Most of these phishing attacks aren’t exactly clicks, they are website URLs that get spammed to users through messages in small token transfers. Users then view their transaction history and see these links, which then have to be manually copied and pasted into a browser by hand, since most explorers won’t let those links be clickable. These websites then claim to offer things and ask users to either paste your private key into the website or typically login with Scatter.
I haven’t ever seen one for Anchor, but I haven’t looked in probably at least 6 months. The reason is because Anchor actually blocks you from performing any transaction that includes an action to change the keys of an account. Instead of a request you’d approve, it’ll show a red warning message and block the request any time these types of transactions are detected (even if intentional).

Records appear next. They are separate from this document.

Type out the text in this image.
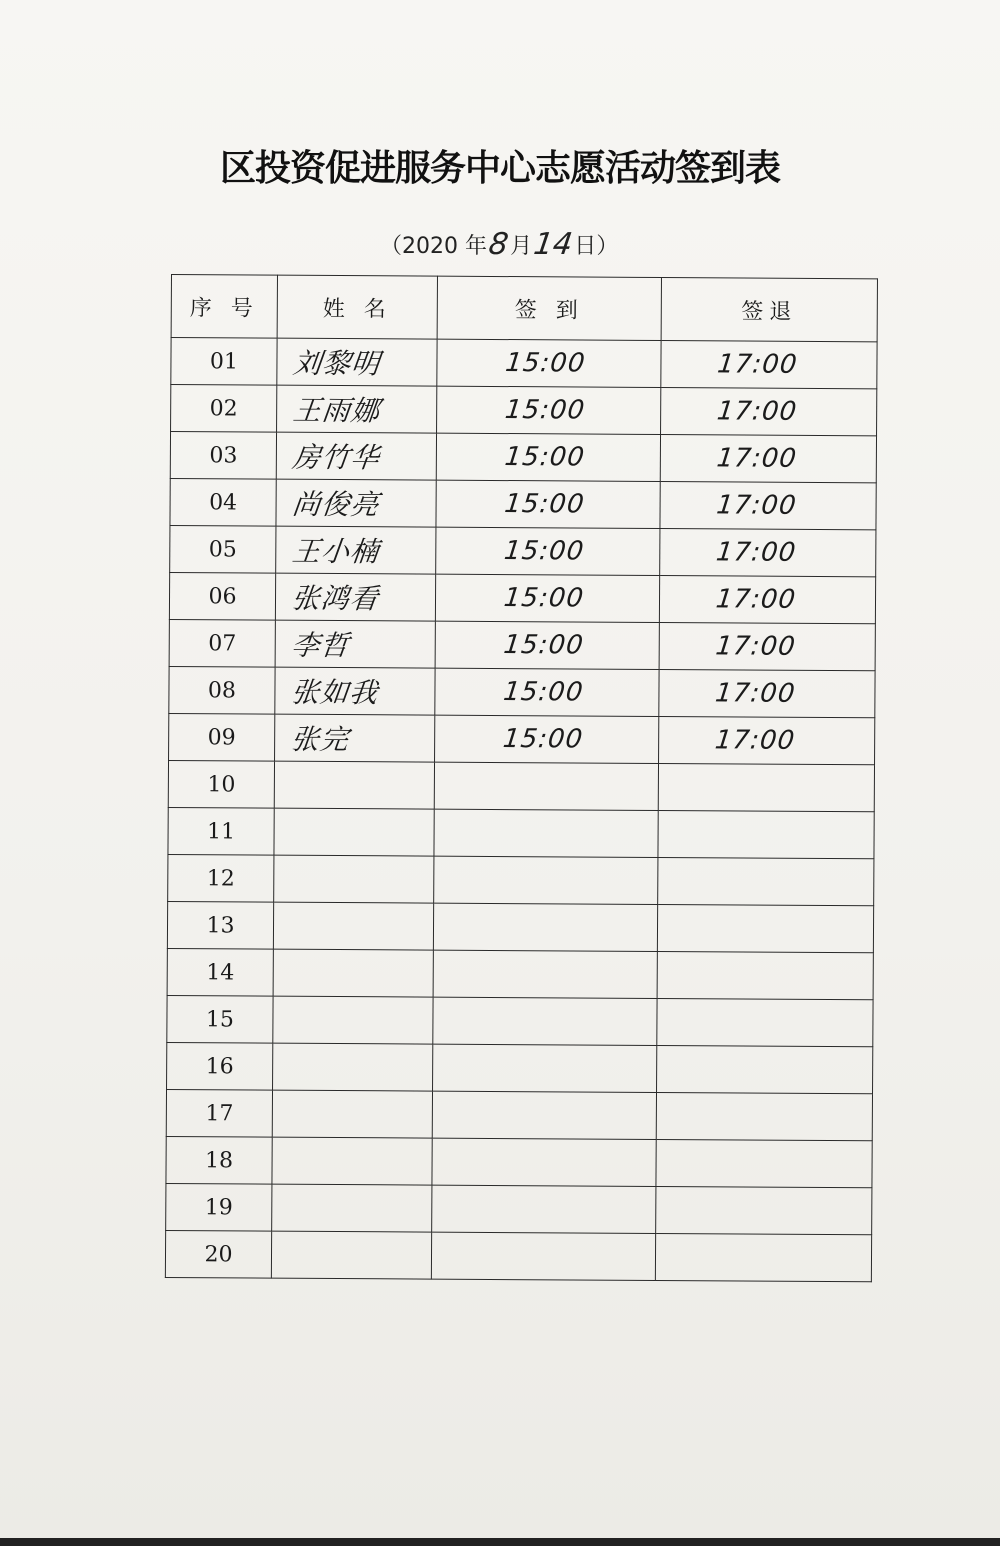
区投资促进服务中心志愿活动签到表
（ 2020 年 8 月 14 日 ）
序 号	姓 名	签 到	签退
01	刘黎明	15:00	17:00
02	王雨娜	15:00	17:00
03	房竹华	15:00	17:00
04	尚俊亮	15:00	17:00
05	王小楠	15:00	17:00
06	张鸿看	15:00	17:00
07	李哲	15:00	17:00
08	张如我	15:00	17:00
09	张完	15:00	17:00
10			
11			
12			
13			
14			
15			
16			
17			
18			
19			
20			
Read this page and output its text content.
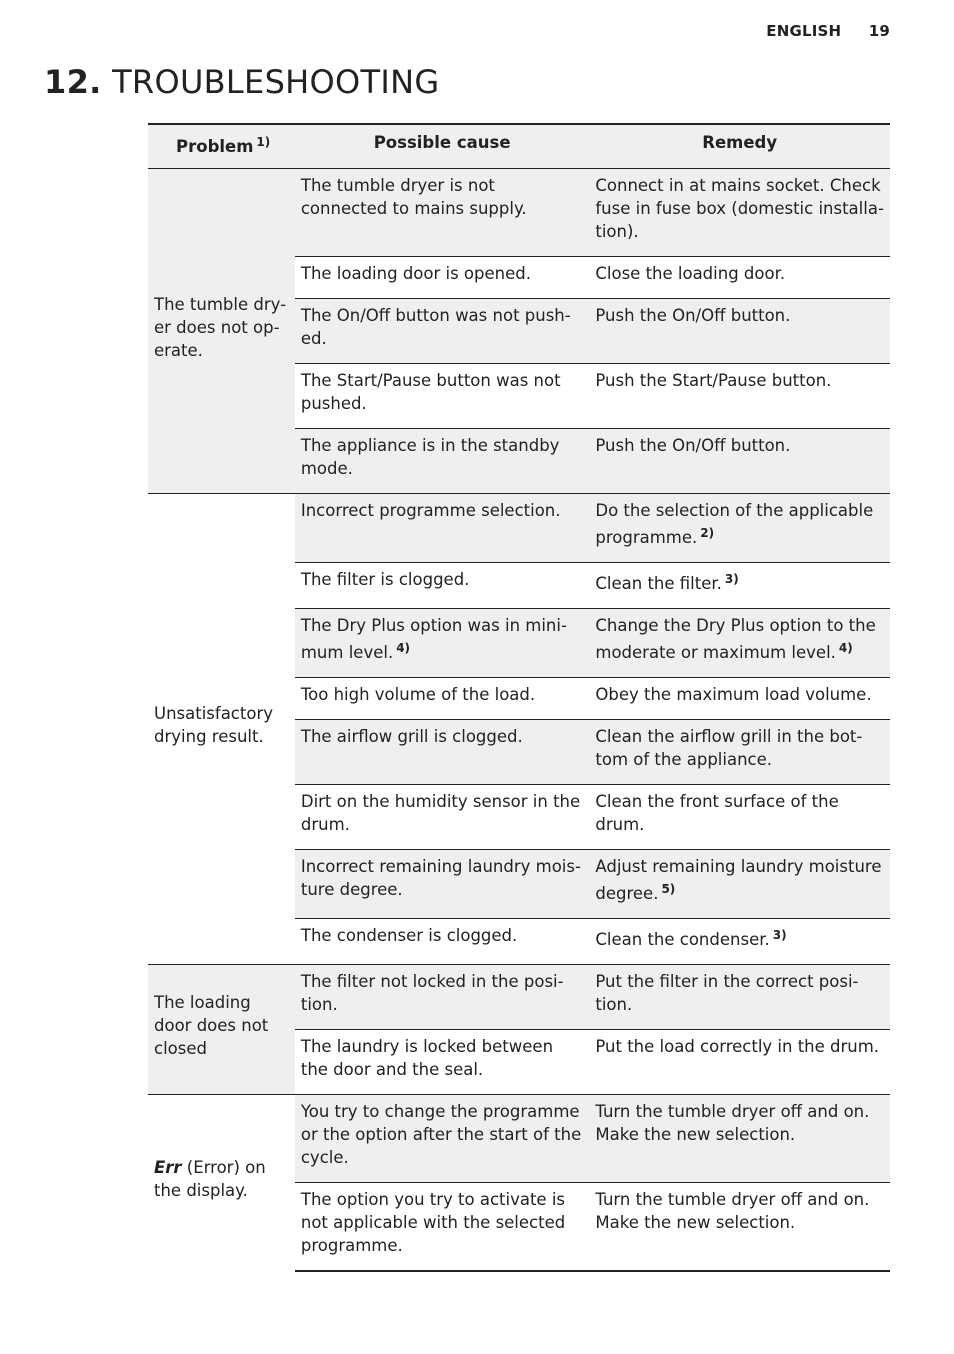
ENGLISH 19
12. TROUBLESHOOTING
Problem $^{1)}$	Possible cause	Remedy
The tumble dry-er does not op-erate.	The tumble dryer is not connected to mains supply.	Connect in at mains socket. Check fuse in fuse box (domestic installa-tion).
	The loading door is opened.	Close the loading door.
	The On/Off button was not push-ed.	Push the On/Off button.
	The Start/Pause button was not pushed.	Push the Start/Pause button.
	The appliance is in the standby mode.	Push the On/Off button.
Unsatisfactory drying result.	Incorrect programme selection.	Do the selection of the applicable programme. $^{2)}$
	The filter is clogged.	Clean the filter. $^{3)}$
	The Dry Plus option was in mini-mum level. $^{4)}$	Change the Dry Plus option to the moderate or maximum level. $^{4)}$
	Too high volume of the load.	Obey the maximum load volume.
	The airflow grill is clogged.	Clean the airflow grill in the bot-tom of the appliance.
	Dirt on the humidity sensor in the drum.	Clean the front surface of the drum.
	Incorrect remaining laundry mois-ture degree.	Adjust remaining laundry moisture degree. $^{5)}$
	The condenser is clogged.	Clean the condenser. $^{3)}$
The loading door does not closed	The filter not locked in the posi-tion.	Put the filter in the correct posi-tion.
	The laundry is locked between the door and the seal.	Put the load correctly in the drum.
Err (Error) on the display.	You try to change the programme or the option after the start of the cycle.	Turn the tumble dryer off and on. Make the new selection.
	The option you try to activate is not applicable with the selected programme.	Turn the tumble dryer off and on. Make the new selection.
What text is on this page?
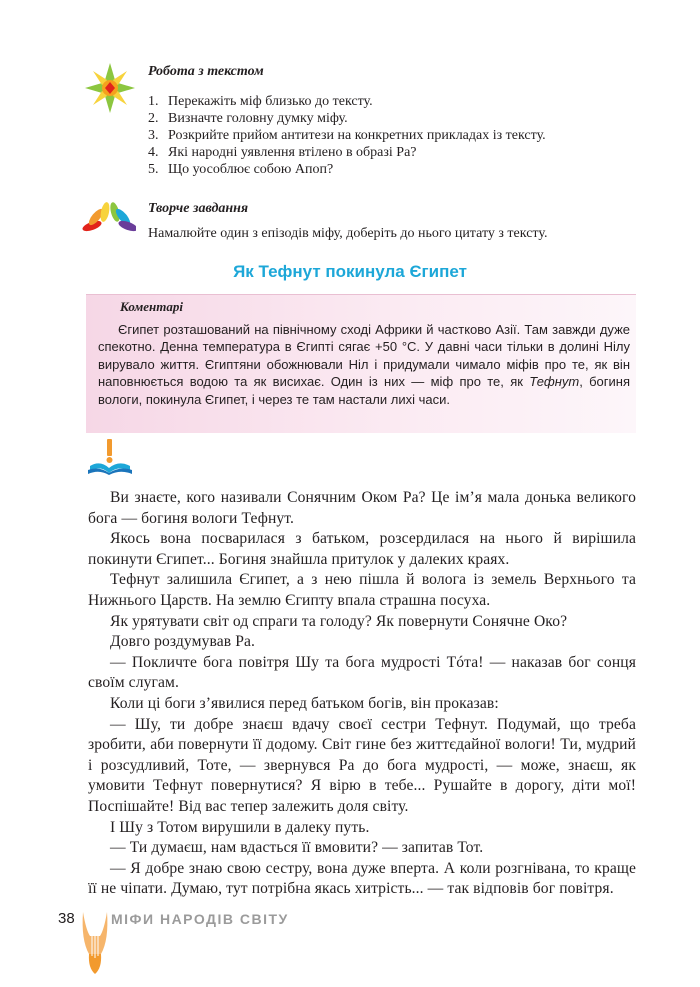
Робота з текстом
1. Перекажіть міф близько до тексту.
2. Визначте головну думку міфу.
3. Розкрийте прийом антитези на конкретних прикладах із тексту.
4. Які народні уявлення втілено в образі Ра?
5. Що уособлює собою Апоп?
Творче завдання
Намалюйте один з епізодів міфу, доберіть до нього цитату з тексту.
Як Тефнут покинула Єгипет
Коментарі
Єгипет розташований на північному сході Африки й частково Азії. Там завжди дуже спекотно. Денна температура в Єгипті сягає +50 °С. У давні часи тільки в долині Нілу вирувало життя. Єгиптяни обожнювали Ніл і придумали чимало міфів про те, як він наповнюється водою та як висихає. Один із них — міф про те, як Тефнут, богиня вологи, покинула Єгипет, і через те там настали лихі часи.

Ви знаєте, кого називали Сонячним Оком Ра? Це ім’я мала донька великого бога — богиня вологи Тефнут.

Якось вона посварилася з батьком, розсердилася на нього й вирішила покинути Єгипет... Богиня знайшла притулок у далеких краях.

Тефнут залишила Єгипет, а з нею пішла й волога із земель Верхнього та Нижнього Царств. На землю Єгипту впала страшна посуха.

Як урятувати світ од спраги та голоду? Як повернути Сонячне Око?

Довго роздумував Ра.

— Покличте бога повітря Шу та бога мудрості Тóта! — наказав бог сонця своїм слугам.

Коли ці боги з’явилися перед батьком богів, він проказав:

— Шу, ти добре знаєш вдачу своєї сестри Тефнут. Подумай, що треба зробити, аби повернути її додому. Світ гине без життєдайної вологи! Ти, мудрий і розсудливий, Тоте, — звернувся Ра до бога мудрості, — може, знаєш, як умовити Тефнут повернутися? Я вірю в тебе... Рушайте в дорогу, діти мої! Поспішайте! Від вас тепер залежить доля світу.

І Шу з Тотом вирушили в далеку путь.

— Ти думаєш, нам вдасться її вмовити? — запитав Тот.

— Я добре знаю свою сестру, вона дуже вперта. А коли розгнівана, то краще її не чіпати. Думаю, тут потрібна якась хитрість... — так відповів бог повітря.

38	МІФИ НАРОДІВ СВІТУ
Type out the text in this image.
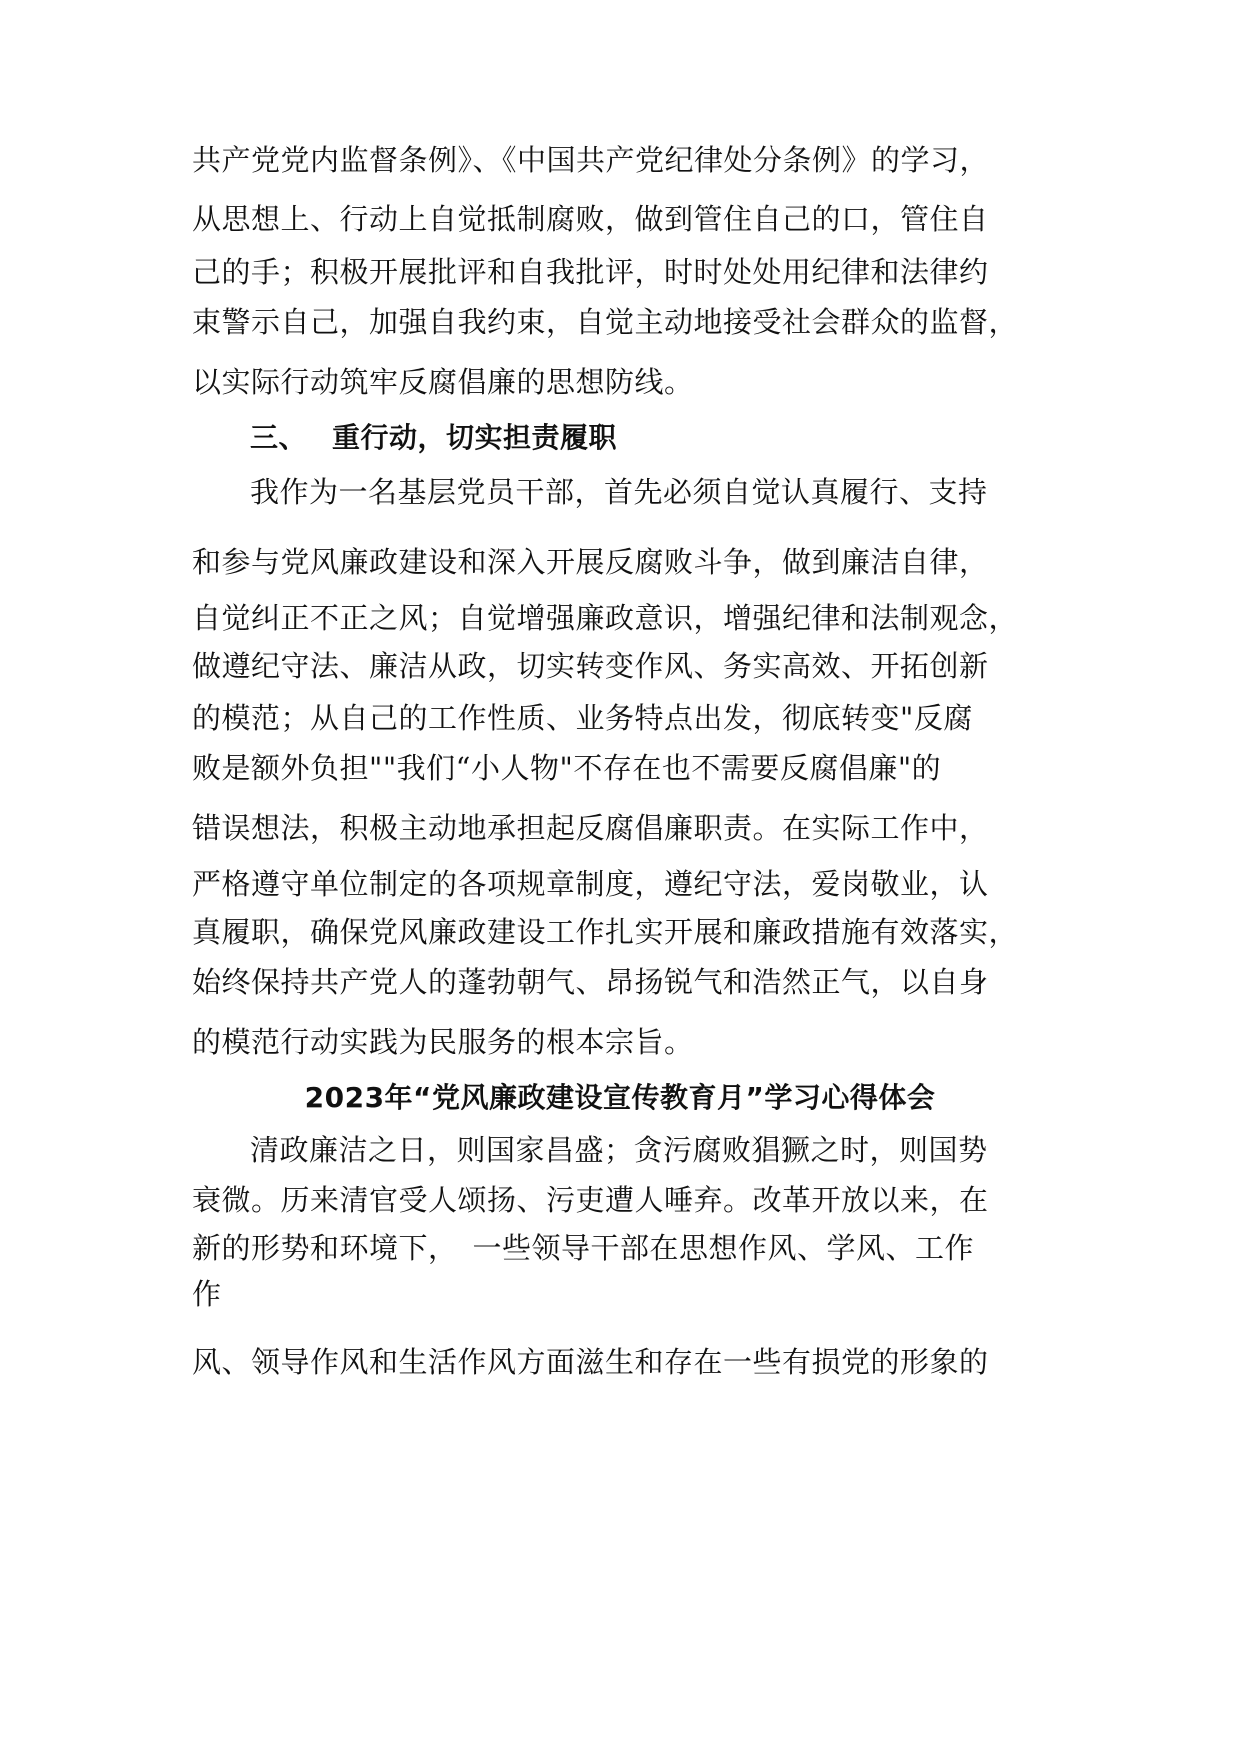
共产党党内监督条例》、《中国共产党纪律处分条例》的学习，
从思想上、行动上自觉抵制腐败，做到管住自己的口，管住自
己的手；积极开展批评和自我批评，时时处处用纪律和法律约
束警示自己，加强自我约束，自觉主动地接受社会群众的监督，
以实际行动筑牢反腐倡廉的思想防线。
三、 重行动，切实担责履职
我作为一名基层党员干部，首先必须自觉认真履行、支持
和参与党风廉政建设和深入开展反腐败斗争，做到廉洁自律，
自觉纠正不正之风；自觉增强廉政意识，增强纪律和法制观念，
做遵纪守法、廉洁从政，切实转变作风、务实高效、开拓创新
的模范；从自己的工作性质、业务特点出发，彻底转变"反腐
败是额外负担""我们“小人物"不存在也不需要反腐倡廉"的
错误想法，积极主动地承担起反腐倡廉职责。在实际工作中，
严格遵守单位制定的各项规章制度，遵纪守法，爱岗敬业，认
真履职，确保党风廉政建设工作扎实开展和廉政措施有效落实，
始终保持共产党人的蓬勃朝气、昂扬锐气和浩然正气，以自身
的模范行动实践为民服务的根本宗旨。
2023年“党风廉政建设宣传教育月”学习心得体会
清政廉洁之日，则国家昌盛；贪污腐败猖獗之时，则国势
衰微。历来清官受人颂扬、污吏遭人唾弃。改革开放以来，在
新的形势和环境下，　一些领导干部在思想作风、学风、工作
作
风、领导作风和生活作风方面滋生和存在一些有损党的形象的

Users have to manually opt-out of these warnings through the settings to even be able to sign a key change from an external application. Even opt’d out, there’s red warnings on the screen during the process to create a warning that this isn’t a normal transaction.
The phishing attack specifically in this instance, “free resources from block.one”, was actually masquerading as a “free voice token claim” with a link in the transfer memo. This was one we researched previously and the options they offered was either to paste a key on the website or login w/ Scatter.
This was a thread I found from a while ago where it was discussed:
https://forums.eoscommunity.org/t/wallet-hacked-looking-for-hope/350
As for your final comment:
We don’t “run the wallet” - you do. When using any non-custodial wallet… you are downloading free, open source software, that exists on a best-effort basis under the MIT license. It’s ultimately your responsibility to secure your computer, applications, and private keys.
For what it’s worth - I know this is a shitty situation and I wish there was something I could offer, unfortunately there is not. I’ve been scammed myself years ago, and have interacted with dozens of people (if not more) who have fallen into this trap. It sucks, both having it happen to you and having to explain to people what happened.